The advantage of testing individual requests is that these tests are easier to configure, and they help you identify operations that act as a bottleneck for the whole application. I recommend starting with these as you run your first stress tests. If these already lead to failures, it may indicate fundamental problems with your API or the infrastructure. You can compare different API operations to see which is the most stressful for your software to handle. However, if you don't see problems with simple endpoint tests, this doesn't necessarily mean everything's fine.

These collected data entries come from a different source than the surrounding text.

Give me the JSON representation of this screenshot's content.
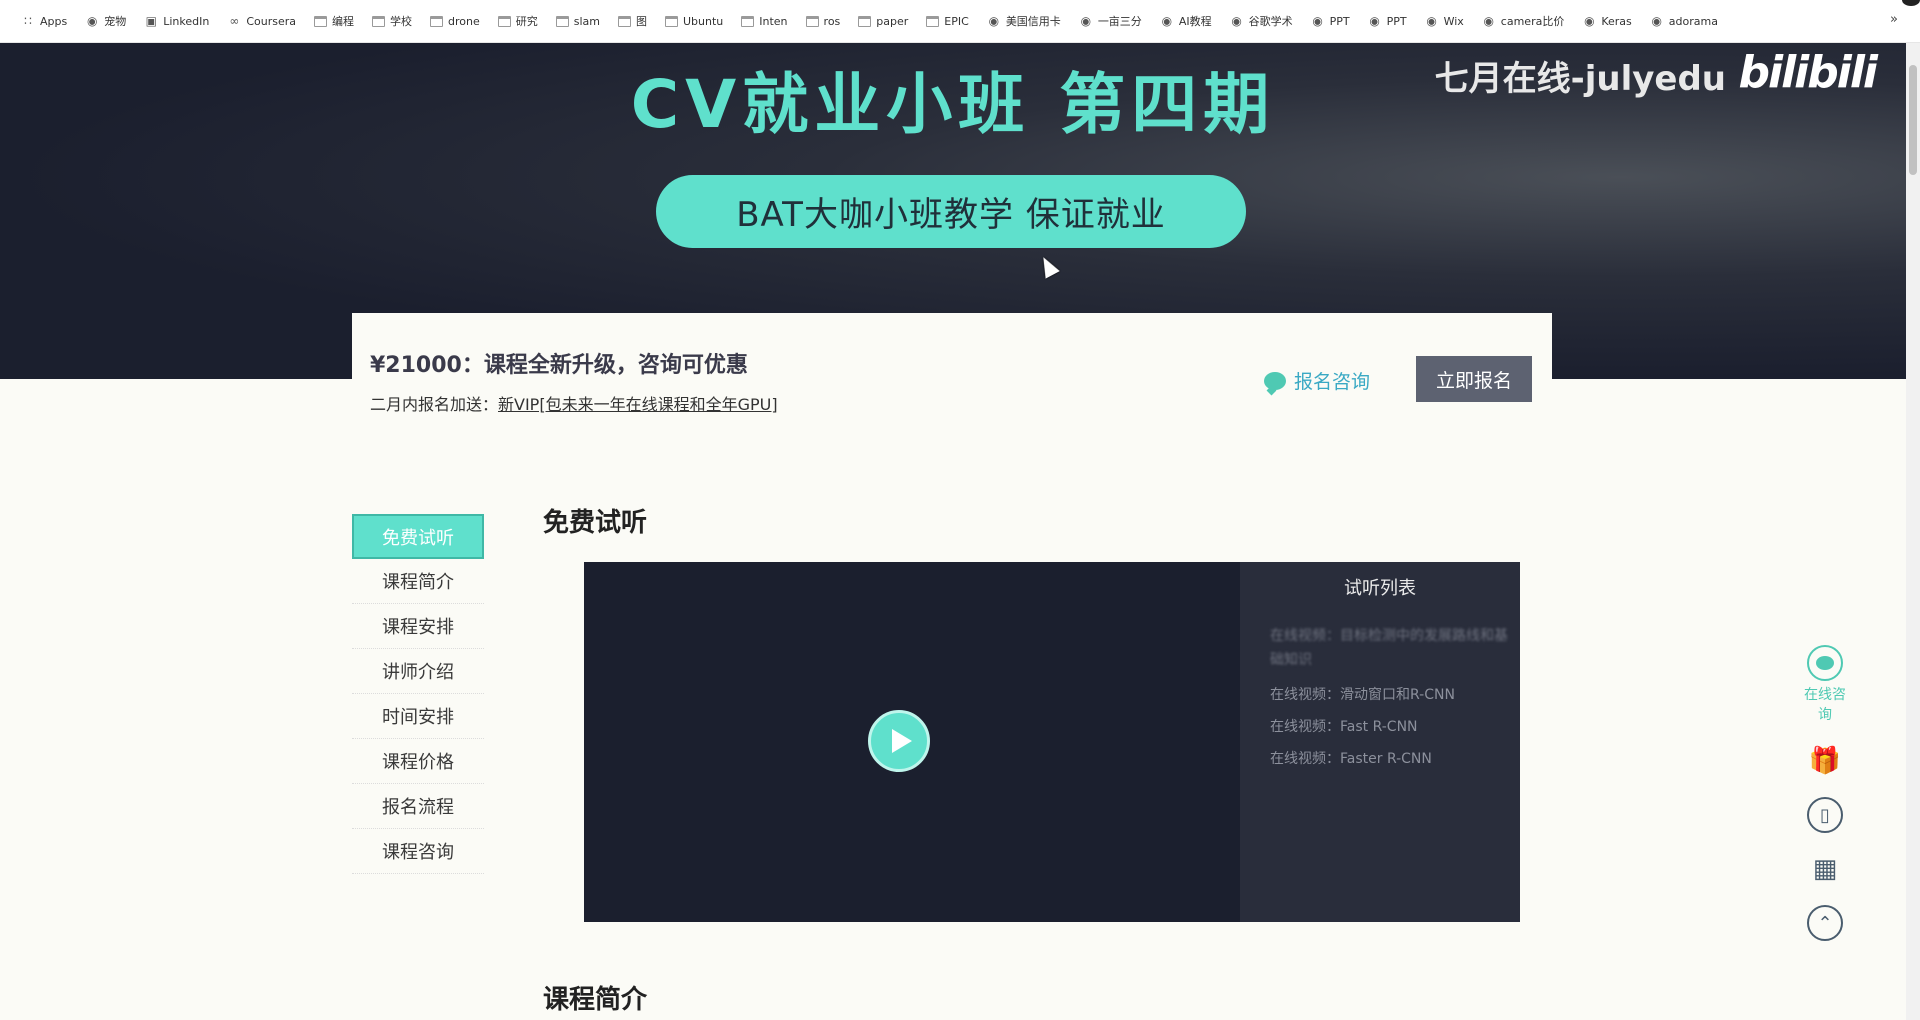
{
  "bookmarks": [
    {
      "label": "Apps",
      "icon": "apps-grid-icon"
    },
    {
      "label": "宠物",
      "icon": "site-icon"
    },
    {
      "label": "LinkedIn",
      "icon": "linkedin-icon"
    },
    {
      "label": "Coursera",
      "icon": "coursera-icon"
    },
    {
      "label": "编程",
      "icon": "folder-icon"
    },
    {
      "label": "学校",
      "icon": "folder-icon"
    },
    {
      "label": "drone",
      "icon": "folder-icon"
    },
    {
      "label": "研究",
      "icon": "folder-icon"
    },
    {
      "label": "slam",
      "icon": "folder-icon"
    },
    {
      "label": "图",
      "icon": "folder-icon"
    },
    {
      "label": "Ubuntu",
      "icon": "folder-icon"
    },
    {
      "label": "Inten",
      "icon": "folder-icon"
    },
    {
      "label": "ros",
      "icon": "folder-icon"
    },
    {
      "label": "paper",
      "icon": "folder-icon"
    },
    {
      "label": "EPIC",
      "icon": "folder-icon"
    },
    {
      "label": "美国信用卡",
      "icon": "site-icon"
    },
    {
      "label": "一亩三分",
      "icon": "site-icon"
    },
    {
      "label": "AI教程",
      "icon": "site-icon"
    },
    {
      "label": "谷歌学术",
      "icon": "site-icon"
    },
    {
      "label": "PPT",
      "icon": "site-icon"
    },
    {
      "label": "PPT",
      "icon": "site-icon"
    },
    {
      "label": "Wix",
      "icon": "site-icon"
    },
    {
      "label": "camera比价",
      "icon": "site-icon"
    },
    {
      "label": "Keras",
      "icon": "site-icon"
    },
    {
      "label": "adorama",
      "icon": "site-icon"
    }
  ],
  "bookmarks_more": "»",
  "hero": {
    "title": "CV就业小班 第四期",
    "brand": "七月在线-julyedu",
    "bili": "bilibili",
    "pill": "BAT大咖小班教学  保证就业"
  },
  "price_card": {
    "title": "¥21000：课程全新升级，咨询可优惠",
    "sub_prefix": "二月内报名加送：",
    "sub_link": "新VIP[包未来一年在线课程和全年GPU]",
    "consult_label": "报名咨询",
    "enroll_label": "立即报名"
  },
  "left_nav": [
    {
      "label": "免费试听",
      "active": true
    },
    {
      "label": "课程简介",
      "active": false
    },
    {
      "label": "课程安排",
      "active": false
    },
    {
      "label": "讲师介绍",
      "active": false
    },
    {
      "label": "时间安排",
      "active": false
    },
    {
      "label": "课程价格",
      "active": false
    },
    {
      "label": "报名流程",
      "active": false
    },
    {
      "label": "课程咨询",
      "active": false
    }
  ],
  "sections": {
    "free_trial": "免费试听",
    "intro": "课程简介"
  },
  "playlist": {
    "title": "试听列表",
    "items": [
      "在线视频：目标检测中的发展路线和基础知识",
      "在线视频：滑动窗口和R-CNN",
      "在线视频：Fast R-CNN",
      "在线视频：Faster R-CNN"
    ]
  },
  "float_tools": {
    "consult_label": "在线咨询"
  },
  "colors": {
    "accent": "#5fe0cc",
    "hero_bg": "#1b1f2e",
    "enroll_btn": "#5d6271",
    "consult_text": "#3aa9c4"
  }
}
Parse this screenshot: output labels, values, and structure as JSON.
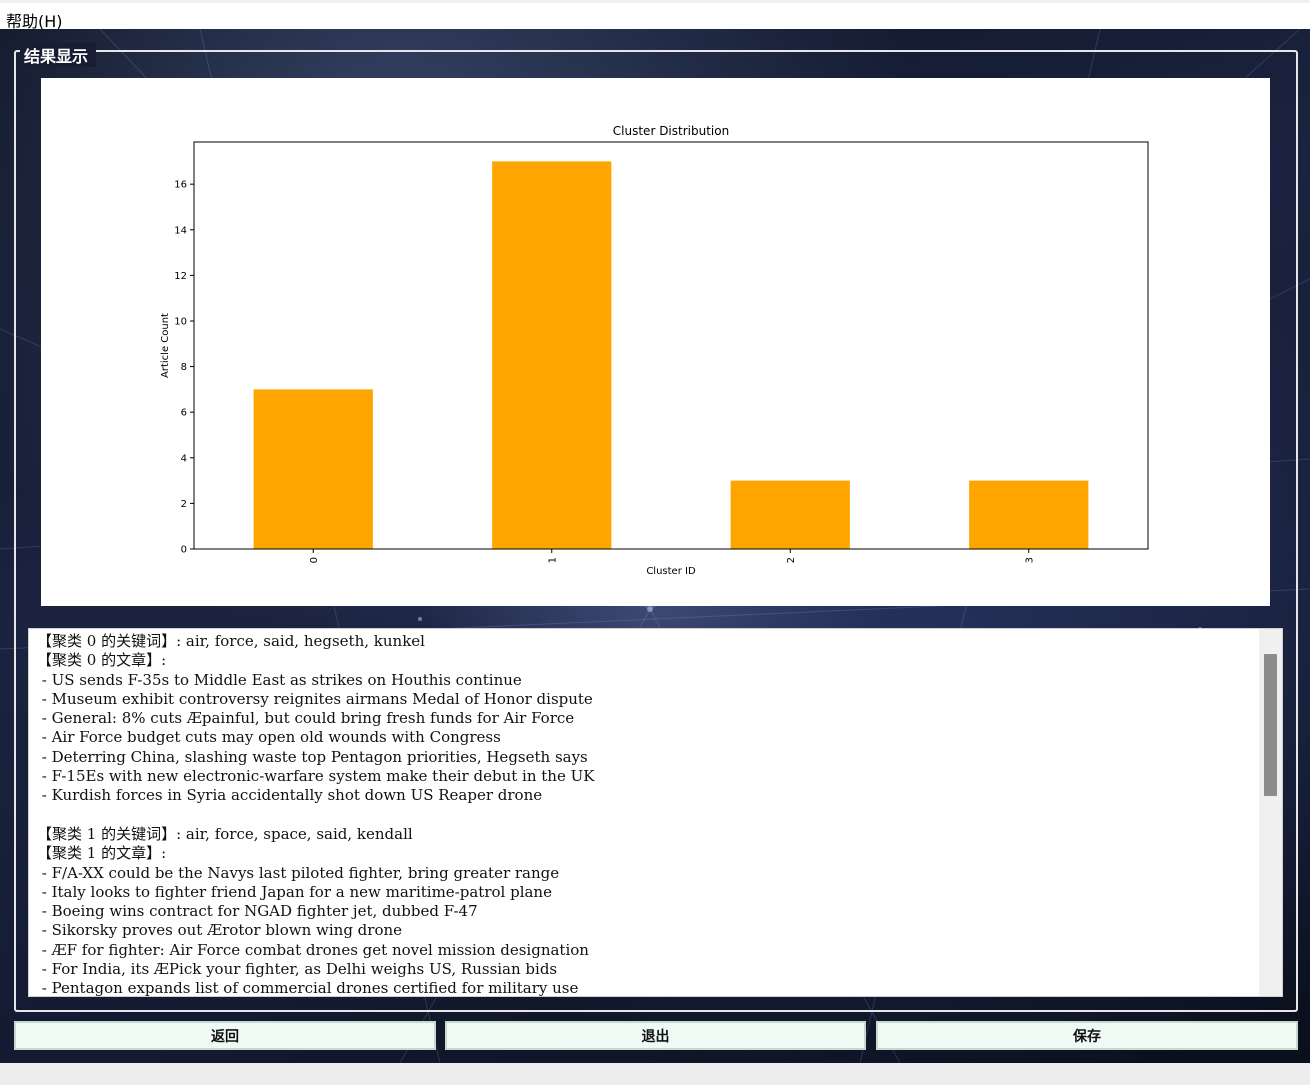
{
  "menu": {
    "help": "帮助(H)"
  },
  "groupbox": {
    "title": "结果显示"
  },
  "chart_data": {
    "type": "bar",
    "title": "Cluster Distribution",
    "xlabel": "Cluster ID",
    "ylabel": "Article Count",
    "categories": [
      "0",
      "1",
      "2",
      "3"
    ],
    "values": [
      7,
      17,
      3,
      3
    ],
    "ylim": [
      0,
      17.85
    ],
    "yticks": [
      0,
      2,
      4,
      6,
      8,
      10,
      12,
      14,
      16
    ],
    "color": "#ffa500",
    "grid": false,
    "legend": "none"
  },
  "results": {
    "lines": [
      "【聚类 0 的关键词】: air, force, said, hegseth, kunkel",
      "【聚类 0 的文章】:",
      " - US sends F-35s to Middle East as strikes on Houthis continue",
      " - Museum exhibit controversy reignites airmans Medal of Honor dispute",
      " - General: 8% cuts Æpainful, but could bring fresh funds for Air Force",
      " - Air Force budget cuts may open old wounds with Congress",
      " - Deterring China, slashing waste top Pentagon priorities, Hegseth says",
      " - F-15Es with new electronic-warfare system make their debut in the UK",
      " - Kurdish forces in Syria accidentally shot down US Reaper drone",
      "",
      "【聚类 1 的关键词】: air, force, space, said, kendall",
      "【聚类 1 的文章】:",
      " - F/A-XX could be the Navys last piloted fighter, bring greater range",
      " - Italy looks to fighter friend Japan for a new maritime-patrol plane",
      " - Boeing wins contract for NGAD fighter jet, dubbed F-47",
      " - Sikorsky proves out Ærotor blown wing drone",
      " - ÆF for fighter: Air Force combat drones get novel mission designation",
      " - For India, its ÆPick your fighter, as Delhi weighs US, Russian bids",
      " - Pentagon expands list of commercial drones certified for military use"
    ]
  },
  "buttons": {
    "back": "返回",
    "exit": "退出",
    "save": "保存"
  }
}
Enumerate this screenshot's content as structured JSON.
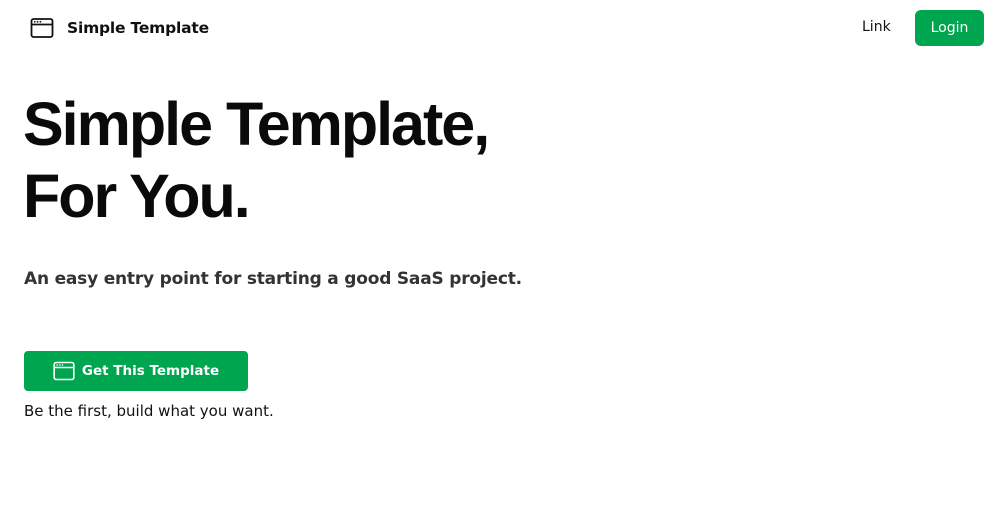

Thanks to caching, computers are great at doing the same thing many times over. That's why you should ideally simulate traffic patterns. You can go through typical use cases for your API and design a test around them. For example, by looking at applications with high consumption or from the documentation for a public API. Even better, you can take your log files from production, extract the requests actual users made, identify common patterns, and replay them against your API. These chains of requests provide the most insights on potential breaking points in the workflow of real users.
A third, somewhat in the middle approach, is to take your logs and group your API endpoints by the percentage of requests they receive. Then, you can run your stress test with comparable ratios. Your system won't run actual workflows, but it will get a similar request profile overall.
With BlazeMeter, you can upload or enter your API URLs directly and set up a test from the web-based dashboard if you want to make just basic endpoint tests. For advanced test scenarios, you can use tools like Taurus or JMeter to build test scripts.
As you can see, designing good stress tests - or really any API performance tests - requires that you have some insights into your API. I already mentioned log files, but API monitoring tools, which BlazeMeter also provides, and more general APM (application performance monitoring) tools like New Relic are also helpful.
What does it mean that an API breaks down? Well, the meaning of that behavior could vary greatly. It could return one of the well-defined error messages in its OpenAPI description. Alternatively, API requests may stay open without receiving a reply until the end of some timeout threshold. Your server might stop serving them at all and return a low-level TCP error, or your web server in front of the application sends HTTP errors like 502 Bad Gateway. Your tests must handle and report all of these conditions.
Functional API tests help you validate that your API returns correct responses and appropriate error messages for input errors. APIs are a contract. Like any agreement, they should not just define the expected outcome but also what happens when things go wrong. Error handling is a part of API design.
With stress testing, you can determine whether your API fails as gracefully in cases of overload as well. Hence, make sure you also include assertions of API responses in your stress tests and don't be satisfied with just testing that you get a response at all.
A stress test may reveal internal error messages that you don't expect to see under normal circumstances. Those error messages could include stack traces that show your application architecture or display personal data, both of which are security issues.
Sometimes applications fail with empty responses or error messages accompanied by the 200 OK status instead of the 5xx response they should have. Make sure you watch out for those and use the stress test as an opportunity to improve error messages! Your API consumers will thank you.
In summary, if you start creating and executing stress tests, pay attention to your test environment and how it interferes with your production setup. Review your traffic to make sure you run realistic test scripts or understand the limitations of simplifications. Finally, make sure you test your API responses and pay good attention to the unexpected ways that errors appear. Then, you can relax and be confident in knowing the robustness of your API!